Carol Wang, a real-estate agent, and her husband, writer Hua Hsu, were looking for a space-conscious option for their Brooklyn apartment and the Hearth Song Cabin Fantasy Fort Kit was a lifesaver for their son during the pandemic. With 32 22-inch square panels featuring realistic-looking wood lamination, the components can be configured into infinite permutations with windows, doors, gates, and roof components. “My son loves creating full rooms and furnishing them with all his toys, blankets, and pillows,” Wang describes.
Another DIY option is this 40-piece set from Follies made of vibrantly colored, silkscreened, non-toxic plastic and recommended by Strategist editor Winnie Yang. The pieces come in a variety of shapes and sizes, notching together without any additional hardware. “My daughter likes to use them to build a pizzeria; the cutout shapes (hexagons, triangles, semicircles) work well as pizzas, and the pieces lock together well to create a kind of countertop.” Like the Cabin Fantasy Fort Kit, these components can be stacked and tucked away once the construction is done.
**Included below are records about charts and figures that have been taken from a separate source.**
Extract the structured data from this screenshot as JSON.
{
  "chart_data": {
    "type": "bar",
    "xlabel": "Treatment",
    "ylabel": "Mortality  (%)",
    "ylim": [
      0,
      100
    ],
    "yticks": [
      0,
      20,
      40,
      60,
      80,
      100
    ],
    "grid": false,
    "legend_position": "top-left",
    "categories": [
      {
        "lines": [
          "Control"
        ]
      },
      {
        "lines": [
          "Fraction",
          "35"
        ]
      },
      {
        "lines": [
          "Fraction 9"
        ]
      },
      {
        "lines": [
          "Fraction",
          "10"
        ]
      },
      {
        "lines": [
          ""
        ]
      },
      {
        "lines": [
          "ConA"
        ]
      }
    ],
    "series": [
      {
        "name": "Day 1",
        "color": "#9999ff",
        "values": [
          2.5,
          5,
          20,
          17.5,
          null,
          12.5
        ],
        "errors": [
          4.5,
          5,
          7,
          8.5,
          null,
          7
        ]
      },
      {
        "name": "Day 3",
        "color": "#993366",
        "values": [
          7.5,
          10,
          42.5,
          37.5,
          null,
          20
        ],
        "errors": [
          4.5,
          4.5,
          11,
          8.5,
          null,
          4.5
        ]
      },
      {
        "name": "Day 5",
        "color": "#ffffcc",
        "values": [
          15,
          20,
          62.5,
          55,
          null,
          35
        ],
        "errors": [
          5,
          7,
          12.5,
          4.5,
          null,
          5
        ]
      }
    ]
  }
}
We also talked to Children’s Haus founder Janos Stone about which playhouses he and his two kids loved aside from his own invention. “A great playhouse for me is one that has incredibly diverse flexibility in its use.” One of his favorites is the Wedanta Kids Ladder Wall, a sculptural play structure that mounts directly onto the wall and acts as a multiuse activity center. “I like the potential to transform it into a range of play environments while retaining its exercise components. It’s the only playhouse I’m familiar with that leads with activity.”
The set includes a rope ladder, trapeze, swing, pull-up bars, and a bench that supports a variety of activities for both kids and adults, offering a wide range of movements in a compact space. It can also be combined with a soft landing pad — like the Nugget or FORT, to create a more three-dimensional space.